Social opinion dynamics is not chaotic

Motivated by the research on social opinion dynamics over large and dense networks, a general framework for verifying the monotonicity property of multi-agent dynamics is introduced. This allows a derivation of sociologically meaningful sufficient conditions for monotonicity that are tailor-made for social opinion dynamics, which typically have high nonlinearity. A direct consequence of monotonicity is that social opinion dynamics is nonchaotic. A key part of this framework is the definition of a partial order relation that is suitable for a large class of social opinion dynamics such as the generalized naming games. Comparisons are made to previous techniques to verify monotonicity. Using the results obtained, we extend many of the consequences of monotonicity to this class of social dynamics, including several corollaries on their asymptotic behavior, such as global convergence to consensus and tipping points of a minority fraction of zealots or leaders.

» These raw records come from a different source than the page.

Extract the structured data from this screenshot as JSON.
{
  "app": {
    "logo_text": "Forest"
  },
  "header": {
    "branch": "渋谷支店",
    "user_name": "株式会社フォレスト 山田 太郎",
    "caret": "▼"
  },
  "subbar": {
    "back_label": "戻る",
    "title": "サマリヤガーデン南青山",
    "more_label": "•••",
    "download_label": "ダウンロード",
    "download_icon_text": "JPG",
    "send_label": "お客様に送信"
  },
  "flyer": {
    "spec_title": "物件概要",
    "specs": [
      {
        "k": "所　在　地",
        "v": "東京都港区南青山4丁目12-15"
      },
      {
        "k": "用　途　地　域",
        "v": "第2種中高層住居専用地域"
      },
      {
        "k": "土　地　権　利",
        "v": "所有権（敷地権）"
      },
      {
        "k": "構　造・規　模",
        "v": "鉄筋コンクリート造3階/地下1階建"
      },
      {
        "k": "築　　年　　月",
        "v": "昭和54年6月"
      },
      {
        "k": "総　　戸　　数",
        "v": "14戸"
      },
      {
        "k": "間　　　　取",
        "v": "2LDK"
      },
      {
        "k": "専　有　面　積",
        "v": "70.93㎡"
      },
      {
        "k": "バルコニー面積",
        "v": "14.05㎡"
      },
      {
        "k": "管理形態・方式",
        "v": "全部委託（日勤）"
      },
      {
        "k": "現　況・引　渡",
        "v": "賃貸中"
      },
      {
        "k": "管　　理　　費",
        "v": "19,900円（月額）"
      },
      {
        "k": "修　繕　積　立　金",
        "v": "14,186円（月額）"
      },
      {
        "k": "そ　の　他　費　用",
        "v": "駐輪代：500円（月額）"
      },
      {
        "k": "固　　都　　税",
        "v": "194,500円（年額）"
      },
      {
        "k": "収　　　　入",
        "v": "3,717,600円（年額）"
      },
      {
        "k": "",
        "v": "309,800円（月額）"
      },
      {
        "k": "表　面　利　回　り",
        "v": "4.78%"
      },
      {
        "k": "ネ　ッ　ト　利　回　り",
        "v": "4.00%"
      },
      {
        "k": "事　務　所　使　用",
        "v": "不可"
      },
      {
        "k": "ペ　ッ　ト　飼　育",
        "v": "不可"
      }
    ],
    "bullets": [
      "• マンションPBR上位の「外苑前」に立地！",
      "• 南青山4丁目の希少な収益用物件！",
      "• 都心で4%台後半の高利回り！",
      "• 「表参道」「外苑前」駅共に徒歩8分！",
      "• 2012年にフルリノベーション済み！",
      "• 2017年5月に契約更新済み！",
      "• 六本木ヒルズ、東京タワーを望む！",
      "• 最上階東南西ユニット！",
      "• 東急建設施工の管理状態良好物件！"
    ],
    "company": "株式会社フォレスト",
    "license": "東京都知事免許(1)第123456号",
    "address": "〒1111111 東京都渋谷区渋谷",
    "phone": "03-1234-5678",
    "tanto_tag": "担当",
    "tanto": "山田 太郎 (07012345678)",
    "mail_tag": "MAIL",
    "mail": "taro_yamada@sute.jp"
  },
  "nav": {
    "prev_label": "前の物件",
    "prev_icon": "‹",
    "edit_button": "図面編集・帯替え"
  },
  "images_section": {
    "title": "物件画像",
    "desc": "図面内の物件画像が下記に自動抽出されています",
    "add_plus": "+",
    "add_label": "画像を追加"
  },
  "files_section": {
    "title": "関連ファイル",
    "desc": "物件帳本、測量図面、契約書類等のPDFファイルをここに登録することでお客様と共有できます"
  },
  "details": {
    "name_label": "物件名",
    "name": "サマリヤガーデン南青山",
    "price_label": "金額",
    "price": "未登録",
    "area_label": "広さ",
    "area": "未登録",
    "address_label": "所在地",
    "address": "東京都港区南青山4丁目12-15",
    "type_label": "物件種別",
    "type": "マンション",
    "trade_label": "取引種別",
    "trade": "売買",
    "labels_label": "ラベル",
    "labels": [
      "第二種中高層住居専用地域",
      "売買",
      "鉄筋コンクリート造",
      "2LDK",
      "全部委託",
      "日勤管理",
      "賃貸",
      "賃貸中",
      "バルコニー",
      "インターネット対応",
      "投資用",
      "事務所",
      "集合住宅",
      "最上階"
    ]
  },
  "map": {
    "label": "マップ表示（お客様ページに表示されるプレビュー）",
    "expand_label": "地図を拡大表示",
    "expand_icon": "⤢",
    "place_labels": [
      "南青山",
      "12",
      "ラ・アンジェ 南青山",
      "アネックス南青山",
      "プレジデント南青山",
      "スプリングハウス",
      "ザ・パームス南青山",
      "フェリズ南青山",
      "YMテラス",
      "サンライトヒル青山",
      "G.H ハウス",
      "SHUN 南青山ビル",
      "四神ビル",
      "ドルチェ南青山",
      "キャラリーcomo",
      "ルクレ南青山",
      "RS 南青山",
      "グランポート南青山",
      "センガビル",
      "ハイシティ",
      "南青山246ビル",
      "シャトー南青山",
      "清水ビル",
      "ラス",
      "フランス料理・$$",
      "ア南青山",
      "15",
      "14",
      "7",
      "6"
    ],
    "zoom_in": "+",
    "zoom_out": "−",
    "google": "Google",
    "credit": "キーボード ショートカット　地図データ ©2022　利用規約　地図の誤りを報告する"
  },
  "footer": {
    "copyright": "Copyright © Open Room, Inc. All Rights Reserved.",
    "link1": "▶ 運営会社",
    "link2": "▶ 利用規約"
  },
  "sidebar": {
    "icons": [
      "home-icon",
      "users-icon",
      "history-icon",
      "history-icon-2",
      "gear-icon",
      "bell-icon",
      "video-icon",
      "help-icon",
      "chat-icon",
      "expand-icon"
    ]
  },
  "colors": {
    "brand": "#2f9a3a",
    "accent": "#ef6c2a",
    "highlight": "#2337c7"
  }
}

Concentration and Stability of Community-Detecting Functions on Random Networks

We propose a general form of community-detecting functions for finding communities—an optimal partition of a random network—and examine the concentration and stability of the function values using the bounded difference martingale method. We derive LDP inequalities for both the general case and several specific community-detecting functions: modularity, graph bipartitioning, and q-Potts community structure. We also discuss the concentration and stability of community-detecting functions on different types of random networks: sparse and nonsparse networks and some examples such as ER and CL networks.